Roundup: A Pollyanna about Tuesday’s outcome

I have not said much about the American election because not my circus, not my monkeys, and I really can’t get worked up about a contest I have no say in, however, comments made by the US ambassador to Canada this weekend have utterly boggled my mind. “I firmly believe that regardless of the outcome of the election, the United States is going to remain the most durable democracy in the world,” David Cohen said, and went on about how democracy will “easily” survive whatever the outcome of that election.

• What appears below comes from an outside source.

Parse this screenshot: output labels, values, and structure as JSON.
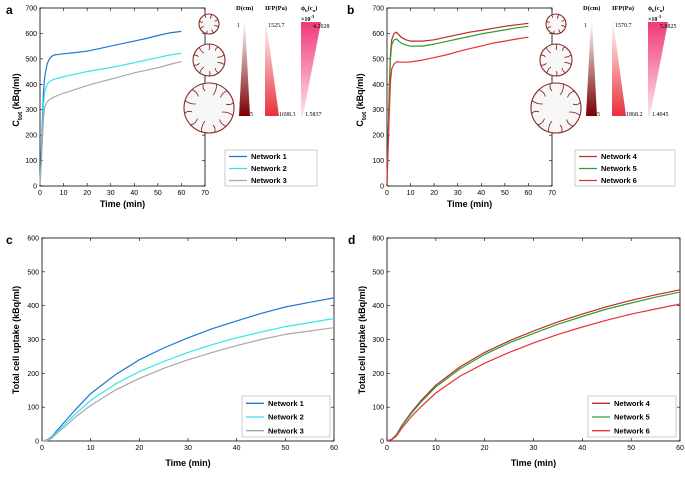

No. America has been teetering on the brink of autocracy for a while now, and while I get that his job is to be blandly reassuring as the ambassador, this just smacks of being a giant Pollyanna. And for Canada, where so much of what happens in the US leaks over the border and affects our politics here, those autocratic impulses are not far behind either. We already have provincial governments using tactics lifted directly from the authoritarian playbook, as is Pierre Poilievre, and he’s not shy about it either. And if America stops defending other democracies around the world under an autocratic regime, things are going to get very difficult indeed as these democracies are under threat from Russia and other autocratic actors who want to break them in order to show their own populations that democracy doesn’t work, so better to suck it up and live with the corruption of their autocratic states. And then there is Trump’s vision of NATO as a protection racket, that he fully intends to upend, and already Viktor Orbán is salivating at the thought of a Trump victory handing Ukraine to Russia, destroying a democracy the way he has been doing in Hungary.

There will be consequences, and I don’t think it helps anyone for Cohen to shrug it off like that.

Ukraine Dispatch

A Russian guided bomb hit a supermarket in Kharkiv, injuring at least five. Ukrainian forces destroyed 66 out of 92 Russian drones sent into the country overnight Saturday, and fortunately, no casualties were reported. Russians have also taken control of the village of Vyshneve in the Donetsk region, while Ukrainian forces hold back one of the most powerful offensives since the start of the invasion.

Good reads:

  • All party leaders are condemning an attack on a Brampton Hindu temple over the weekend by what appears to be Khalistani extremists.
  • The government has extended their pledge-matching for aid to Lebanon until November 17th.
  • The Star looks at how personal relationships at the top levels may impact whatever happens with Canada after Tuesday’s US election.
  • CSIS has been tracking the flow in intelligence across government and partner agencies as a way of finding the leaks to media.
  • The RCMP are planning to use fake personas online to track ideological extremists, but civil liberties groups worry that they could cause more problems.
  • Here is a look at how Canada could adopt more European-style housing techniques to help solve the current crisis.
  • The labour dispute at the BC ports could lead to a lock-out this week.
  • Danielle Smith survived her leadership review with a 91.5% vote, but she had to pander so hard to her party’s lunatic base to get there, which isn’t sustainable.
  • Kevin Carmichael looks to historical examples of short-sighted budgeting in order to ponder how to build a more resilient Canadian economy.
  • Susan Delacourt ponders the reasons why American-style polarization has been creeping across the border into Canada.
  • Delacourt and Matt Gurney debate Poilievre’s assertion that it wouldn’t be “fair” for Liberals to get a new leader in advance of the next election.
  • My weekend column points out how easy it would be for the Liberals to expose Poilievre as a liar on his economic credentials, but they just don’t bother.